Over the last few months I’ve been lucky to spend a little time working in Seattle; great coffee, great views (mountains and sea), friendly people and a thriving and fascinating biotech sector. As an outsider, I’ve noticed some interesting parallels between the local biotech scene and that which is prevalent across the UK and Europe.
In essence, both groups have great research bases, numerous biotech companies (from start-up to public listed companies), funding infrastructure with sizeable local VCs, and entrepreneurial spirit in spades. And within both groups, people also lament the lack of local biotech company champions that could be built into world-beating stand alone companies.
As companies get built up, and develop late stage or marketed pipeline products, the temptation for acquirers becomes too great and the local companies get bought out. Examples from Seattle include: Immunex (acquired by Amgen for $16 billion in 2002); Icos (acquired by Eli Lilly for $2.3 billion in 2007); and Corixa (acquired by GSK for $300 million in 2005). Examples from Europe and UK include: Serono (acquired by Merck KGaA for $13.5 billion); Celltech (acquired by UCB for $2.7 billion in 2004); Cambridge Antibody Technology (acquired by AstraZeneca for $1 billion in 2006); and Acambis (acquisition agreed by Sanofi-Aventis for $550 million, July 2008).
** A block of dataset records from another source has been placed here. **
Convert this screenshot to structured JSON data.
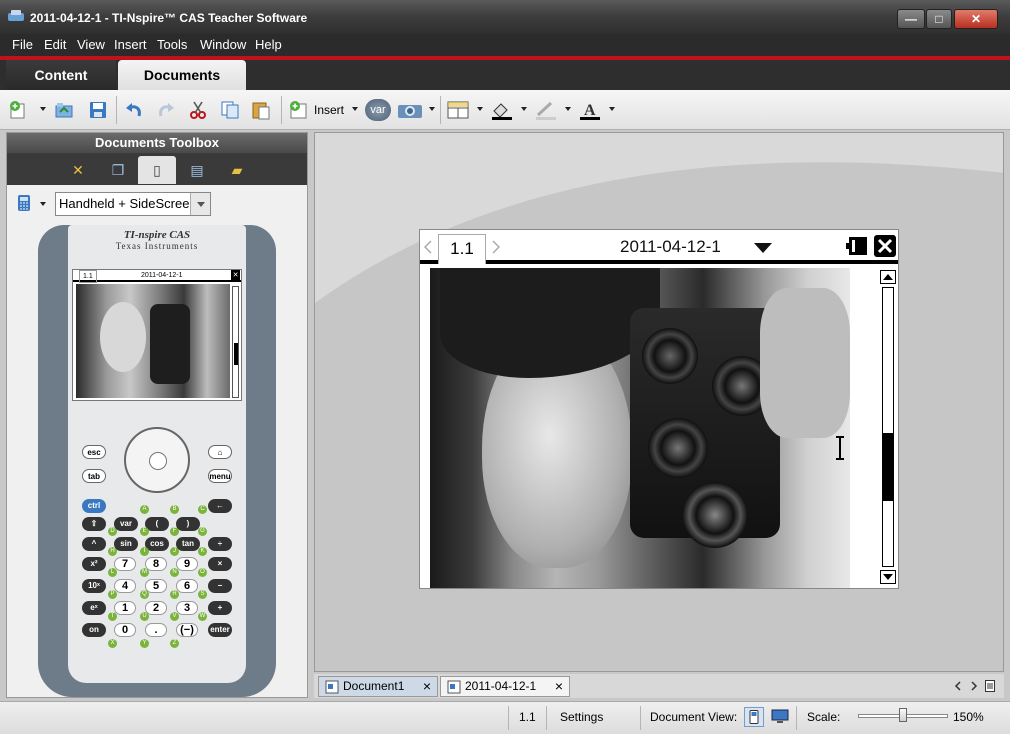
{
  "window": {
    "title": "2011-04-12-1 - TI-Nspire™ CAS Teacher Software",
    "minimize": "—",
    "maximize": "□",
    "close": "✕"
  },
  "menu": [
    "File",
    "Edit",
    "View",
    "Insert",
    "Tools",
    "Window",
    "Help"
  ],
  "main_tabs": [
    {
      "label": "Content",
      "active": false
    },
    {
      "label": "Documents",
      "active": true
    }
  ],
  "toolbar": {
    "insert_label": "Insert",
    "var_label": "var",
    "icons": [
      "new-document-icon",
      "open-document-icon",
      "save-icon",
      "undo-icon",
      "redo-icon",
      "cut-icon",
      "copy-icon",
      "paste-icon",
      "insert-page-icon",
      "var-icon",
      "screen-capture-icon",
      "page-layout-icon",
      "fill-color-icon",
      "line-color-icon",
      "text-color-icon"
    ]
  },
  "toolbox": {
    "title": "Documents Toolbox",
    "tabs": [
      "tools-icon",
      "page-sorter-icon",
      "handheld-icon",
      "utilities-icon",
      "content-explorer-icon"
    ],
    "active_tab": 2,
    "view_option": "Handheld + SideScreen"
  },
  "handheld": {
    "brand_line1": "TI-nspire CAS",
    "brand_line2": "Texas Instruments",
    "mini_tab": "1.1",
    "mini_doc": "2011-04-12-1",
    "keys": {
      "esc": "esc",
      "tab": "tab",
      "menu": "menu",
      "home": "⌂",
      "ctrl": "ctrl",
      "del": "←",
      "shift": "⇧",
      "var": "var",
      "paren_open": "(",
      "paren_close": ")",
      "sin": "sin",
      "cos": "cos",
      "tan": "tan",
      "caret": "^",
      "x2": "x²",
      "tenx": "10ˣ",
      "ex": "eˣ",
      "on": "on",
      "times": "×",
      "minus": "−",
      "plus": "+",
      "divide": "÷",
      "enter": "enter",
      "neg": "(−)",
      "dot": "."
    },
    "digits": [
      "7",
      "8",
      "9",
      "4",
      "5",
      "6",
      "1",
      "2",
      "3",
      "0"
    ],
    "letters": [
      "A",
      "B",
      "C",
      "D",
      "E",
      "F",
      "G",
      "H",
      "I",
      "J",
      "K",
      "L",
      "M",
      "N",
      "O",
      "P",
      "Q",
      "R",
      "S",
      "T",
      "U",
      "V",
      "W",
      "X",
      "Y",
      "Z"
    ]
  },
  "document": {
    "page_tab": "1.1",
    "doc_name": "2011-04-12-1"
  },
  "doc_tabs": [
    {
      "label": "Document1",
      "close": "×"
    },
    {
      "label": "2011-04-12-1",
      "close": "×"
    }
  ],
  "status": {
    "page": "1.1",
    "settings": "Settings",
    "document_view_label": "Document View:",
    "scale_label": "Scale:",
    "scale_value": "150%",
    "scale_fraction": 0.5
  },
  "colors": {
    "accent_red": "#c0121a",
    "active_tab": "#ececec",
    "highlight_blue": "#3b78c2",
    "key_green": "#7ab43a"
  }
}
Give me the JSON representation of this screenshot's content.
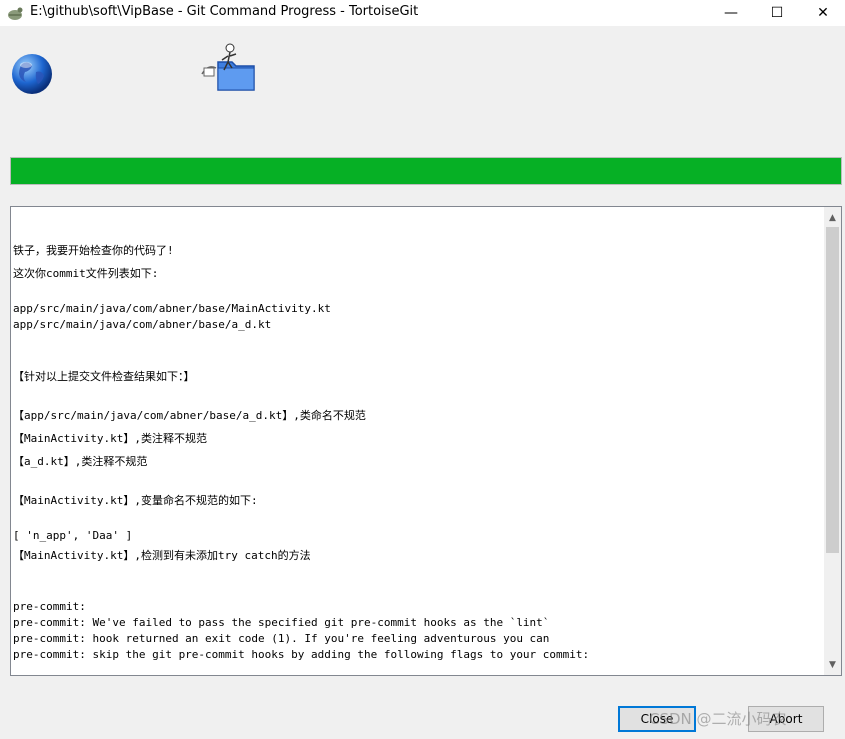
{
  "window": {
    "title": "E:\\github\\soft\\VipBase - Git Command Progress - TortoiseGit",
    "minimize_glyph": "—",
    "maximize_glyph": "☐",
    "close_glyph": "✕"
  },
  "icons": {
    "title": "tortoisegit-app-icon",
    "globe": "globe-icon",
    "folder": "folder-transfer-icon"
  },
  "progress": {
    "percent": 100,
    "color": "#06b025"
  },
  "output": {
    "lines": [
      "铁子，我要开始检查你的代码了!",
      "这次你commit文件列表如下:",
      "",
      "app/src/main/java/com/abner/base/MainActivity.kt",
      "app/src/main/java/com/abner/base/a_d.kt",
      "",
      "",
      "【针对以上提交文件检查结果如下：】",
      "",
      "【app/src/main/java/com/abner/base/a_d.kt】,类命名不规范",
      "【MainActivity.kt】,类注释不规范",
      "【a_d.kt】,类注释不规范",
      "",
      "【MainActivity.kt】,变量命名不规范的如下:",
      "",
      "[ 'n_app', 'Daa' ]",
      "【MainActivity.kt】,检测到有未添加try catch的方法",
      "",
      "",
      "pre-commit:",
      "pre-commit: We've failed to pass the specified git pre-commit hooks as the `lint`",
      "pre-commit: hook returned an exit code (1). If you're feeling adventurous you can",
      "pre-commit: skip the git pre-commit hooks by adding the following flags to your commit:"
    ]
  },
  "buttons": {
    "close": "Close",
    "abort": "Abort"
  },
  "watermark": "CSDN @二流小码农",
  "colors": {
    "accent": "#0078d7",
    "progress": "#06b025"
  }
}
And as we all know, even the hunters get hunted – Chiron (US) acquired PowderJect (UK) for $888 million in 2003, then the outstanding shares of Chiron already not owned by Novartis were acquired by the same for $5.4 billion in 2006.
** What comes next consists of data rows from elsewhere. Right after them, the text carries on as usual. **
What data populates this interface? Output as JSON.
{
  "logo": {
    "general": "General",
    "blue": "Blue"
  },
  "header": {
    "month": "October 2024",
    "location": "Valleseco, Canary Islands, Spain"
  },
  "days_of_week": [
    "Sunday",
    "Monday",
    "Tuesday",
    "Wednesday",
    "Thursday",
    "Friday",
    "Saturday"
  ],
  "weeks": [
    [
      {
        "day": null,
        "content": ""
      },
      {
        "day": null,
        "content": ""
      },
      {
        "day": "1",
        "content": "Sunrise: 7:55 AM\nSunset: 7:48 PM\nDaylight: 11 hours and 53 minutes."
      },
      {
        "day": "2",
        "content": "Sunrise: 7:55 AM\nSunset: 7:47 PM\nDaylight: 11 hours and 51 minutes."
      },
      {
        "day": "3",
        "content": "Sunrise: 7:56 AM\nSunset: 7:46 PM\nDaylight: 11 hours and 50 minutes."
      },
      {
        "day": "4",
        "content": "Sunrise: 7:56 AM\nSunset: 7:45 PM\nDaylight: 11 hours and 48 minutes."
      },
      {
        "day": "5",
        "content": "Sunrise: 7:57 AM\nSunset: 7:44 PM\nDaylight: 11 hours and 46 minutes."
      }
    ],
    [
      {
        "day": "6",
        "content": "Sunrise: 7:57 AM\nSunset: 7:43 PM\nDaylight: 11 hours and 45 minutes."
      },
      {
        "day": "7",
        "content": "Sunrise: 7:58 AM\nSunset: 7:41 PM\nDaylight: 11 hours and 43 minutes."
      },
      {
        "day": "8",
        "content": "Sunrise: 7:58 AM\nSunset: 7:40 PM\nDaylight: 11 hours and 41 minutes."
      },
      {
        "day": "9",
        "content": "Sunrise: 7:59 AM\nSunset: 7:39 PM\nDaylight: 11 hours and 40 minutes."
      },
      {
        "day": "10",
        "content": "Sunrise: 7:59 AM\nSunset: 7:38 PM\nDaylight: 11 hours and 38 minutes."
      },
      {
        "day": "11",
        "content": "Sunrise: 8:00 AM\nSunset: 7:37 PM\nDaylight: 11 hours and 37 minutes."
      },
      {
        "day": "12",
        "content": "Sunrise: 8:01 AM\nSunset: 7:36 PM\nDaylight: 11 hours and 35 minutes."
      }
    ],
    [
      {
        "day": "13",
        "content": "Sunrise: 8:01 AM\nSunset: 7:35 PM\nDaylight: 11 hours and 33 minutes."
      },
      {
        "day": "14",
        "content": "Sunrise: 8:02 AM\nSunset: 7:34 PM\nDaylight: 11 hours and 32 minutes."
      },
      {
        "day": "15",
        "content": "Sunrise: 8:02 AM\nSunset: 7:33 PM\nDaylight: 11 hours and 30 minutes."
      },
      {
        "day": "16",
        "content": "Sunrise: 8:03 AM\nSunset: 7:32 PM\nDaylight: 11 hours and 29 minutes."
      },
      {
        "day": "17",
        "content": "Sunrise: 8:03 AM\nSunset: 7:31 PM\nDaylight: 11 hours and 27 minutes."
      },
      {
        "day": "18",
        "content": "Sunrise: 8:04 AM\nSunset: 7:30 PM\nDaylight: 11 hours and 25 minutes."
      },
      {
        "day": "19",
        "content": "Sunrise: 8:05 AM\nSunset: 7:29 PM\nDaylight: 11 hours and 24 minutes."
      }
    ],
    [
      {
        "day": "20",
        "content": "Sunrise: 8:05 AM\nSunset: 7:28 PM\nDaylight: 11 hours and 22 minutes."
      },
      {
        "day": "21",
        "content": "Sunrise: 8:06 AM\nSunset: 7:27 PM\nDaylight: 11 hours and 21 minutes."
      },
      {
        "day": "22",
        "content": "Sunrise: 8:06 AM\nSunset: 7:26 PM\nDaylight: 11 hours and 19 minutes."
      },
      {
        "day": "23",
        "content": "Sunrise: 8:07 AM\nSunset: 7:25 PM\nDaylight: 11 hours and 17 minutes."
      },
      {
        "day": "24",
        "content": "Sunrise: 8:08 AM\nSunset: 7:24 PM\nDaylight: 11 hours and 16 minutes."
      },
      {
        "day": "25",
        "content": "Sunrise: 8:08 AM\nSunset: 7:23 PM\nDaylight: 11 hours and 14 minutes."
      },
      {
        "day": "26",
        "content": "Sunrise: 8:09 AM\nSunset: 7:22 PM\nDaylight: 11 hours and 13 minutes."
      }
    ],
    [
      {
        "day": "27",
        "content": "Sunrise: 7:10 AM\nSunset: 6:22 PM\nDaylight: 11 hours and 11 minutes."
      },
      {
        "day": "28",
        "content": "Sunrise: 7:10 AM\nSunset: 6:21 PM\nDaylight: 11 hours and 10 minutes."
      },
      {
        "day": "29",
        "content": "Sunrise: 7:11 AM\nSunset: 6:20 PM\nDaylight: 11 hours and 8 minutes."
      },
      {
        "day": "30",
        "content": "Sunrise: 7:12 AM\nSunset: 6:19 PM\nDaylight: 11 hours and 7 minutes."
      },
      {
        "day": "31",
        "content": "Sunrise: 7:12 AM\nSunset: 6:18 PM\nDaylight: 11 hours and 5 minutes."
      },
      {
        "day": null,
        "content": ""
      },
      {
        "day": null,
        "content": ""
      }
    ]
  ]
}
So, while these are just a few examples, they do support a biotech business model which is sustainable, palatable to a broader investor audience and a reason to celebrate. Biotech should do what it does best; mitigate risk by finding and developing early stage R&D products into the clinic, then hand on late stage development and marketing to big biotech/ pharma partners. Whether this happens through licensing deals or M&A doesn’t really matter – the important bit is to demonstrate a return.
Meanwhile, when companies are sold, resources are recycled back into earlier stage projects – people, R&D expertise and investment dollars. These are success stories.
And finally, what does the sleepless bit in the title refer to – a plot for another romantic comedy? No, just a case of lingering jet-lag!